Maryland Man Charged Over $53M Uranium Finance Crypto Hack
Jonathan Spalletta, 36, has been charged with hacking the Uranium Finance decentralized exchange twice in April 2021, stealing over $53 million by exploiting smart contract flaws and laundering proceeds through Tornado Cash.
A Maryland man has been charged with stealing more than $53 million after allegedly hacking the Uranium Finance cryptocurrency exchange twice in April 2021 and laundering the proceeds through the Tornado Cash crypto mixer. Jonathan Spalletta, 36, surrendered to law enforcement and appeared in court, according to US prosecutors. The case highlights persistent security risks in decentralized finance (DeFi) platforms, where smart contract vulnerabilities can lead to catastrophic losses.
The attacks targeted Uranium Finance's liquidity pools, exploiting two distinct coding flaws. In the first incident, Spalletta manipulated a rewards calculation bug to steal approximately $1.4 million. He then negotiated a sham bug bounty worth about $386,000, apparently to cover his tracks. Three weeks later, he exploited a critical transaction verification error that allowed him to drain 26 liquidity pools of roughly $53.3 million, removing nearly 90% of the exchange's total assets. The platform shut down immediately after the second breach.
Prosecutors allege that Spalletta laundered the stolen cryptocurrency through multiple decentralized exchanges and the Tornado Cash mixer, a service that obfuscates transaction trails on the blockchain. The laundered funds were later used to purchase rare collectibles and historical items, including trading cards and an ancient coin. In February 2025, law enforcement seized these items from Spalletta's residence and recovered approximately $31 million in cryptocurrency linked to the case.
"As alleged, Jonathan Spalletta repeatedly hacked smart contracts to steal millions of dollars' worth of other people's money for himself," US Attorney Jay Clayton said. "Stealing from a crypto exchange is stealing; the claim that crypto is not different." The statement underscores the government's stance that digital asset theft is treated no differently from traditional financial crimes.

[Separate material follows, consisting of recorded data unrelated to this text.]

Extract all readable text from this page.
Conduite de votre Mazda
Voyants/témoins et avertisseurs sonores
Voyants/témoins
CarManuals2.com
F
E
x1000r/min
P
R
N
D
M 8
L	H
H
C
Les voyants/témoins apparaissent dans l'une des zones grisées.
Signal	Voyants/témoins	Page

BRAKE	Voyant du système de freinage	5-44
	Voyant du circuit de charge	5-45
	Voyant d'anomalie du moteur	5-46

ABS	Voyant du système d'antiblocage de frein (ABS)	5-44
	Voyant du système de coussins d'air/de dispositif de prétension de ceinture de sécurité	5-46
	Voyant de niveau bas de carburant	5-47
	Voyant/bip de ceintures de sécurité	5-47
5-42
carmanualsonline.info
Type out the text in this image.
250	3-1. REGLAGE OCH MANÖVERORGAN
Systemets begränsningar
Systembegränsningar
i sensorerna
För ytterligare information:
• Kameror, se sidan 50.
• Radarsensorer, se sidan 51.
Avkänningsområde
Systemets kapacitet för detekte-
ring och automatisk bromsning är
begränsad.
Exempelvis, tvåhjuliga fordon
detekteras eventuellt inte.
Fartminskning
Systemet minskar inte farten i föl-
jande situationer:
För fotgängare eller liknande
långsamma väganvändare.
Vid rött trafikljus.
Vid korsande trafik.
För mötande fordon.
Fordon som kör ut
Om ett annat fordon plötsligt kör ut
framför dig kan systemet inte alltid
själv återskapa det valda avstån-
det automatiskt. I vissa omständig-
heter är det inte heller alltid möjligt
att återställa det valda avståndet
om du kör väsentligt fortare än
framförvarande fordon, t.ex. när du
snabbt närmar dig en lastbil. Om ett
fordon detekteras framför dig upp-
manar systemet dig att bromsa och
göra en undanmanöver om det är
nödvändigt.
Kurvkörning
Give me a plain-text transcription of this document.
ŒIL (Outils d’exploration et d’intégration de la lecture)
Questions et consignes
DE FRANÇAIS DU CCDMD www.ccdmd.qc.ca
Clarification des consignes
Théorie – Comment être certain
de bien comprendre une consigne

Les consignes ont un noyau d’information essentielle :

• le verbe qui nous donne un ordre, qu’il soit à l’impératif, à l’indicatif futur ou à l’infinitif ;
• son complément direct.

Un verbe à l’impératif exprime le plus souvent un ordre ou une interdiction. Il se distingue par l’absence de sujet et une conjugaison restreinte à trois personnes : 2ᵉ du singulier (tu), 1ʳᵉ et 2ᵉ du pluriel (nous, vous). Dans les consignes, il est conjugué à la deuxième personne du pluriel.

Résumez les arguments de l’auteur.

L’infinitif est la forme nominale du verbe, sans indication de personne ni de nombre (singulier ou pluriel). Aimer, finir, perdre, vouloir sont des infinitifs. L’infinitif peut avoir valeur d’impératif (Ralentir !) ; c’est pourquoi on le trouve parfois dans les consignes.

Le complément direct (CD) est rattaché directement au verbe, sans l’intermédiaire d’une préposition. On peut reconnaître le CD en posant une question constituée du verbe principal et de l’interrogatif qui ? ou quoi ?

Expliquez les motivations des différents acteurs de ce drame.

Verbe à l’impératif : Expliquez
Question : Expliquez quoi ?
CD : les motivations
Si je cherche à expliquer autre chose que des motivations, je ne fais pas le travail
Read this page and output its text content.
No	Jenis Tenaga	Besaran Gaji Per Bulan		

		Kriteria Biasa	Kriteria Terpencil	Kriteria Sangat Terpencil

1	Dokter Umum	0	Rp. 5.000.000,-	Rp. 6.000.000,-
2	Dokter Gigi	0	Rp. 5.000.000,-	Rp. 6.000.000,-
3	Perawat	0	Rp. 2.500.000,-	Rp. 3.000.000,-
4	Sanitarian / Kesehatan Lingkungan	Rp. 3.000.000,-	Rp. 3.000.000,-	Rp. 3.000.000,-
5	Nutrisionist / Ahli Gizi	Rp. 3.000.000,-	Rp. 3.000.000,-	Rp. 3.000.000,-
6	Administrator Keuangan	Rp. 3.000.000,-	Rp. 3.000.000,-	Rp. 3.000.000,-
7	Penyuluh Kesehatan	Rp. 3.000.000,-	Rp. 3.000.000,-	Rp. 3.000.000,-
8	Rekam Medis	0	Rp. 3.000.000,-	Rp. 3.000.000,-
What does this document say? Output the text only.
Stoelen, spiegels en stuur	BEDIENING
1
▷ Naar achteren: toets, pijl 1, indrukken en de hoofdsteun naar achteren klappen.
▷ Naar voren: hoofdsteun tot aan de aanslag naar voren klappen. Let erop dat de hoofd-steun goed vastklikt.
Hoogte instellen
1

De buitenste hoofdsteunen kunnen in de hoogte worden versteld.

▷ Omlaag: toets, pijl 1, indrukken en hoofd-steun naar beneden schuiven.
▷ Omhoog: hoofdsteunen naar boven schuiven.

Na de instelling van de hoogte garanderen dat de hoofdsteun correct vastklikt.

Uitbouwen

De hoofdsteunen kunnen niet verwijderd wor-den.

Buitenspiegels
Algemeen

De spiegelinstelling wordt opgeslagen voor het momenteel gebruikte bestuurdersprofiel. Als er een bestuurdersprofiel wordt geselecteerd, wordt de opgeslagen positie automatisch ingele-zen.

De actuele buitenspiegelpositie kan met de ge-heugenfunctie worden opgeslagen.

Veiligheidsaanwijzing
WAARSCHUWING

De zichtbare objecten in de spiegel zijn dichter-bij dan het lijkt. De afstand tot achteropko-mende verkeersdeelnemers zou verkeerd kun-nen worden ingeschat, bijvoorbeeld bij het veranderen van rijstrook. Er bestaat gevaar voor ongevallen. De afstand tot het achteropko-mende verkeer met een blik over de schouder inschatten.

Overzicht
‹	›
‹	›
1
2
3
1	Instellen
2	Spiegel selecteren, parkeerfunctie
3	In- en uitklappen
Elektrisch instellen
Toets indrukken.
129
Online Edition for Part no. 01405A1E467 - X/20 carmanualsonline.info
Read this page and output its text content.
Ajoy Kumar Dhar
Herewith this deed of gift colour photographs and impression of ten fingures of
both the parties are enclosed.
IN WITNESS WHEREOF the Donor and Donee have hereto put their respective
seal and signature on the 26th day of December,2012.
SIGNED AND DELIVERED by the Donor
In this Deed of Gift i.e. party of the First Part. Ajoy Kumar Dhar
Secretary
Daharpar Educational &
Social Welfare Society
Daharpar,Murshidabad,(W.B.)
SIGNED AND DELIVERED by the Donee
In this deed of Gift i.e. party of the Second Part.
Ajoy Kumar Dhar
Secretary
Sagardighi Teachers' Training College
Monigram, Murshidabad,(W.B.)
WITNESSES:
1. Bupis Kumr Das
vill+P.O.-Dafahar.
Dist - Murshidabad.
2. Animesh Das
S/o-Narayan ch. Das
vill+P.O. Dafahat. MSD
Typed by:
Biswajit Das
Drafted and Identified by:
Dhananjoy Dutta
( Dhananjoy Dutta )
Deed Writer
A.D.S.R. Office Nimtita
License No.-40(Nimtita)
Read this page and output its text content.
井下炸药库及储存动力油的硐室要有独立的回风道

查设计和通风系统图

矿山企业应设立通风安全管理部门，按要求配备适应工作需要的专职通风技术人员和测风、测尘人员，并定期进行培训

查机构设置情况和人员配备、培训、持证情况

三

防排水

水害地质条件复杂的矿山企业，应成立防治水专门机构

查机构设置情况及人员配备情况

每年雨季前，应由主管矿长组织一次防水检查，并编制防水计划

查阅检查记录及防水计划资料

Spalletta faces one count of computer fraud, carrying a maximum sentence of 10 years, and one count of money laundering, carrying up to 20 years if convicted. The charges reflect the severity of the financial damage and the sophisticated laundering scheme. The case also serves as a warning to DeFi platforms, which have been frequent targets of hackers exploiting smart contract vulnerabilities.
The Uranium Finance hack is among the largest DeFi thefts of 2021, a year that saw record losses from crypto exchange breaches. While the recovery of $31 million is significant, the incident underscores the challenges of securing decentralized protocols and tracing stolen assets through mixers. The outcome of this case may set a precedent for prosecuting DeFi-related crimes, particularly those involving privacy tools like Tornado Cash.